3 à 0 : lourde défaite

des Olympiens à Nantes

(D'un de nos envoyés spéciaux Maurice FABREGUETTES)

NANTES - Il n'y aura pas eu de miracle José Arribas, hier soir, à Nantes.

Sur la valeur actuelle et sans qu'il est franchement démérité, l'O.M. a été nettement et normalement battu par une équipe nantaise qui lui était incontestablement supérieure.

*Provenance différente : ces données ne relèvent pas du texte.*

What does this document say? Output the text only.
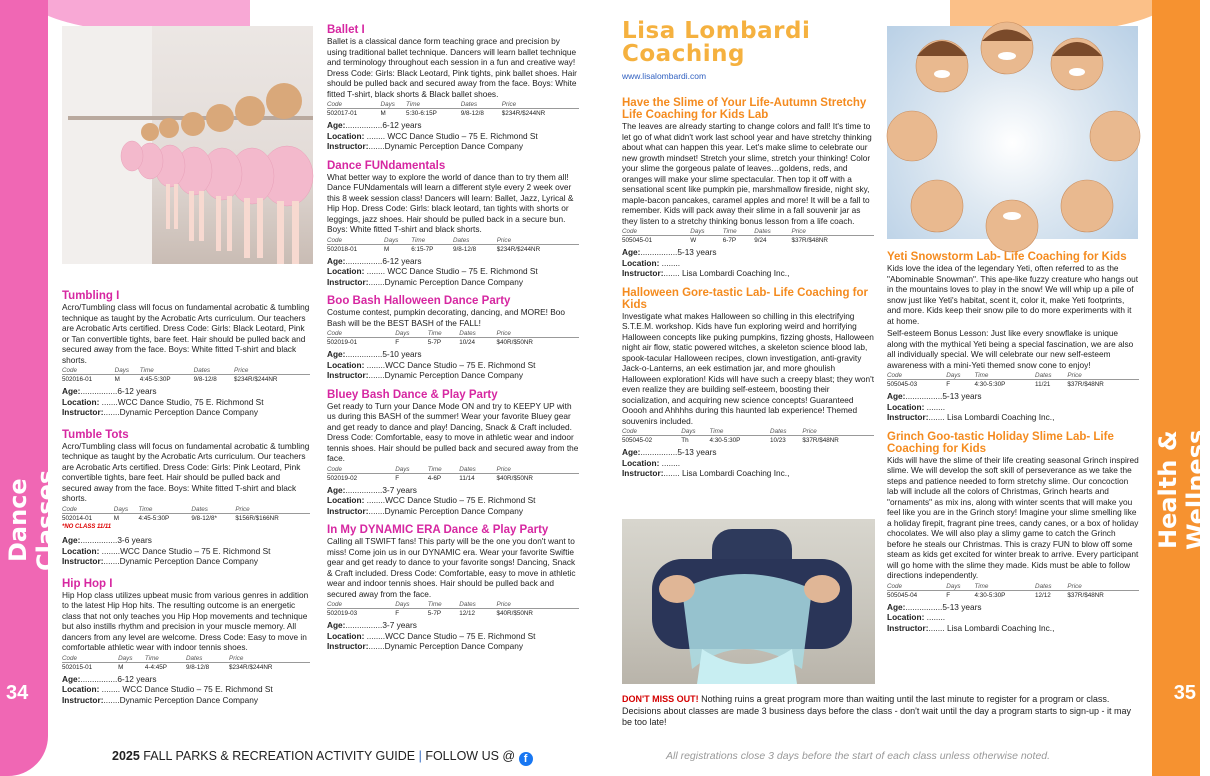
Dance Classes
34
Health & Wellness
35
Tumbling I

Acro/Tumbling class will focus on fundamental acrobatic & tumbling technique as taught by the Acrobatic Arts curriculum. Our teachers are Acrobatic Arts certified. Dress Code: Girls: Black Leotard, Pink or Tan convertible tights, bare feet. Hair should be pulled back and secured away from the face. Boys: White fitted T-shirt and black shorts.

Code	Days	Time	Dates	Price
502016-01	M	4:45-5:30P	9/8-12/8	$234R/$244NR
Age:................6-12 years
Location: .......WCC Dance Studio, 75 E. Richmond St
Instructor:.......Dynamic Perception Dance Company
Tumble Tots

Acro/Tumbling class will focus on fundamental acrobatic & tumbling technique as taught by the Acrobatic Arts curriculum. Our teachers are Acrobatic Arts certified. Dress Code: Girls: Pink Leotard, Pink convertible tights, bare feet. Hair should be pulled back and secured away from the face. Boys: White fitted T-shirt and black shorts.

Code	Days	Time	Dates	Price
502014-01	M	4:45-5:30P	9/8-12/8*	$156R/$166NR
*NO CLASS 11/11
Age:................3-6 years
Location: ........WCC Dance Studio – 75 E. Richmond St
Instructor:.......Dynamic Perception Dance Company
Hip Hop I

Hip Hop class utilizes upbeat music from various genres in addition to the latest Hip Hop hits. The resulting outcome is an energetic class that not only teaches you Hip Hop movements and technique but also instills rhythm and precision in your muscle memory. All dancers from any level are welcome. Dress Code: Easy to move in comfortable athletic wear with indoor tennis shoes.

Code	Days	Time	Dates	Price
502015-01	M	4-4:45P	9/8-12/8	$234R/$244NR
Age:................6-12 years
Location: ........ WCC Dance Studio – 75 E. Richmond St
Instructor:.......Dynamic Perception Dance Company
Ballet I

Ballet is a classical dance form teaching grace and precision by using traditional ballet technique. Dancers will learn ballet technique and terminology throughout each session in a fun and creative way! Dress Code: Girls: Black Leotard, Pink tights, pink ballet shoes. Hair should be pulled back and secured away from the face. Boys: White fitted T-shirt, black shorts & Black ballet shoes.

Code	Days	Time	Dates	Price
502017-01	M	5:30-6:15P	9/8-12/8	$234R/$244NR
Age:................6-12 years
Location: ........ WCC Dance Studio – 75 E. Richmond St
Instructor:.......Dynamic Perception Dance Company
Dance FUNdamentals

What better way to explore the world of dance than to try them all! Dance FUNdamentals will learn a different style every 2 week over this 8 week session class! Dancers will learn: Ballet, Jazz, Lyrical & Hip Hop. Dress Code: Girls: black leotard, tan tights with shorts or leggings, jazz shoes. Hair should be pulled back in a secure bun. Boys: White fitted T-shirt and black shorts.

Code	Days	Time	Dates	Price
502018-01	M	6:15-7P	9/8-12/8	$234R/$244NR
Age:................6-12 years
Location: ........ WCC Dance Studio – 75 E. Richmond St
Instructor:.......Dynamic Perception Dance Company
Boo Bash Halloween Dance Party

Costume contest, pumpkin decorating, dancing, and MORE! Boo Bash will be the BEST BASH of the FALL!

Code	Days	Time	Dates	Price
502019-01	F	5-7P	10/24	$40R/$50NR
Age:................5-10 years
Location: ........WCC Dance Studio – 75 E. Richmond St
Instructor:.......Dynamic Perception Dance Company
Bluey Bash Dance & Play Party

Get ready to Turn your Dance Mode ON and try to KEEPY UP with us during this BASH of the summer! Wear your favorite Bluey gear and get ready to dance and play! Dancing, Snack & Craft included. Dress Code: Comfortable, easy to move in athletic wear and indoor tennis shoes. Hair should be pulled back and secured away from the face.

Code	Days	Time	Dates	Price
502019-02	F	4-6P	11/14	$40R/$50NR
Age:................3-7 years
Location: ........WCC Dance Studio – 75 E. Richmond St
Instructor:.......Dynamic Perception Dance Company
In My DYNAMIC ERA Dance & Play Party

Calling all TSWIFT fans! This party will be the one you don't want to miss! Come join us in our DYNAMIC era. Wear your favorite Swiftie gear and get ready to dance to your favorite songs! Dancing, Snack & Craft included. Dress Code: Comfortable, easy to move in athletic wear and indoor tennis shoes. Hair should be pulled back and secured away from the face.

Code	Days	Time	Dates	Price
502019-03	F	5-7P	12/12	$40R/$50NR
Age:................3-7 years
Location: ........WCC Dance Studio – 75 E. Richmond St
Instructor:.......Dynamic Perception Dance Company
Lisa Lombardi
Coaching
www.lisalombardi.com
Have the Slime of Your Life-Autumn Stretchy Life Coaching for Kids Lab

The leaves are already starting to change colors and fall! It's time to let go of what didn't work last school year and have stretchy thinking about what can happen this year. Let's make slime to celebrate our new growth mindset! Stretch your slime, stretch your thinking! Color your slime the gorgeous palate of leaves…goldens, reds, and oranges will make your slime spectacular. Then top it off with a sensational scent like pumpkin pie, marshmallow fireside, night sky, maple-bacon pancakes, caramel apples and more! It will be a fall to remember. Kids will pack away their slime in a fall souvenir jar as they listen to a stretchy thinking bonus lesson from a life coach.

Code	Days	Time	Dates	Price
505045-01	W	6-7P	9/24	$37R/$48NR
Age:................5-13 years
Location: ........
Instructor:....... Lisa Lombardi Coaching Inc.,
Halloween Gore-tastic Lab- Life Coaching for Kids

Investigate what makes Halloween so chilling in this electrifying S.T.E.M. workshop. Kids have fun exploring weird and horrifying Halloween concepts like puking pumpkins, fizzing ghosts, Halloween night air flow, static powered witches, a skeleton science blood lab, spook-tacular Halloween recipes, clown investigation, anti-gravity Jack-o-Lanterns, an eek estimation jar, and more ghoulish Halloween exploration! Kids will have such a creepy blast; they won't even realize they are building self-esteem, boosting their socialization, and acquiring new science concepts! Guaranteed Ooooh and Ahhhhs during this haunted lab experience! Themed souvenirs included.

Code	Days	Time	Dates	Price
505045-02	Th	4:30-5:30P	10/23	$37R/$48NR
Age:................5-13 years
Location: ........
Instructor:....... Lisa Lombardi Coaching Inc.,
Yeti Snowstorm Lab- Life Coaching for Kids

Kids love the idea of the legendary Yeti, often referred to as the "Abominable Snowman". This ape-like fuzzy creature who hangs out in the mountains loves to play in the snow! We will whip up a pile of snow just like Yeti's habitat, scent it, color it, make Yeti footprints, and more. Kids keep their snow pile to do more experiments with it at home.

Self-esteem Bonus Lesson: Just like every snowflake is unique along with the mythical Yeti being a special fascination, we are also all individually special. We will celebrate our new self-esteem awareness with a mini-Yeti themed snow cone to enjoy!

Code	Days	Time	Dates	Price
505045-03	F	4:30-5:30P	11/21	$37R/$48NR
Age:................5-13 years
Location: ........
Instructor:....... Lisa Lombardi Coaching Inc.,
Grinch Goo-tastic Holiday Slime Lab- Life Coaching for Kids

Kids will have the slime of their life creating seasonal Grinch inspired slime. We will develop the soft skill of perseverance as we take the steps and patience needed to form stretchy slime. Our concoction lab will include all the colors of Christmas, Grinch hearts and "ornaments" as mix ins, along with winter scents that will make you feel like you are in the Grinch story! Imagine your slime smelling like a holiday firepit, fragrant pine trees, candy canes, or a box of holiday chocolates. We will also play a slimy game to catch the Grinch before he steals our Christmas. This is crazy FUN to blow off some steam as kids get excited for winter break to arrive. Every participant will go home with the slime they made. Kids must be able to follow directions independently.

Code	Days	Time	Dates	Price
505045-04	F	4:30-5:30P	12/12	$37R/$48NR
Age:................5-13 years
Location: ........
Instructor:....... Lisa Lombardi Coaching Inc.,
DON'T MISS OUT! Nothing ruins a great program more than waiting until the last minute to register for a program or class. Decisions about classes are made 3 business days before the class - don't wait until the day a program starts to sign-up - it may be too late!
2025 FALL PARKS & RECREATION ACTIVITY GUIDE | FOLLOW US @ f	All registrations close 3 days before the start of each class unless otherwise noted.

Sans doute les Olympiens ont-ils précipité leur chute en faisant cadeau aux Nantais du premier but de la partie.

Mais, outre que le jeu, comme on le dit, n'ait fait que de faute, il faut bien reconnaître que sur l'ensemble de la rencontre, la victoire de Nantes n'est nullement usurpée.

Disons que l'addition est plutôt lourde, mais la défaite de l'O.M. méritée.

Au cours de cette rencontre qui, surtout en première mi-temps, fut d'un bon niveau, on a pu faire une remarque instructive sur la suite de la saison : l'O.M. avait essentiellement basé son jeu sur le contre : or, il faut se rendre à l'évidence, l'O.M. actuelle n'est plus une équipe de contre-attaques. Bereta et Yazalde, en particulier, n'ont plus la vitesse et la spontanéité qui permettent la réussite des actions de commando.

La preuve contraire nous fut d'ailleurs administrée par le fait que les quelquefois ou la défense nantaise fut bousculée, c'est quand Zlataric, Noguès et Trésor entrèrent dans le vif du sujet, avec la vivacité qui caractérise le premier et la force de percussion des deux autres.

Entre nous, mais surtout ne le répétez pas, malgré l'arrivée de l'Argentin Alonso, le moment n'est peut-être pas venu de céder Buigues, qui représente encore une des forces vives de l'équipe.

UN CADEAU ROYAL

La première mi-temps avait été, pour reprendre l'expression de l'un de nos voisins, plaisante.

Nantes, comme on s'y attendait, menait généralement le jeu (8 corners à 1), mais l'O.M., appuyé sur sa forte défense, faisait figure très honorable.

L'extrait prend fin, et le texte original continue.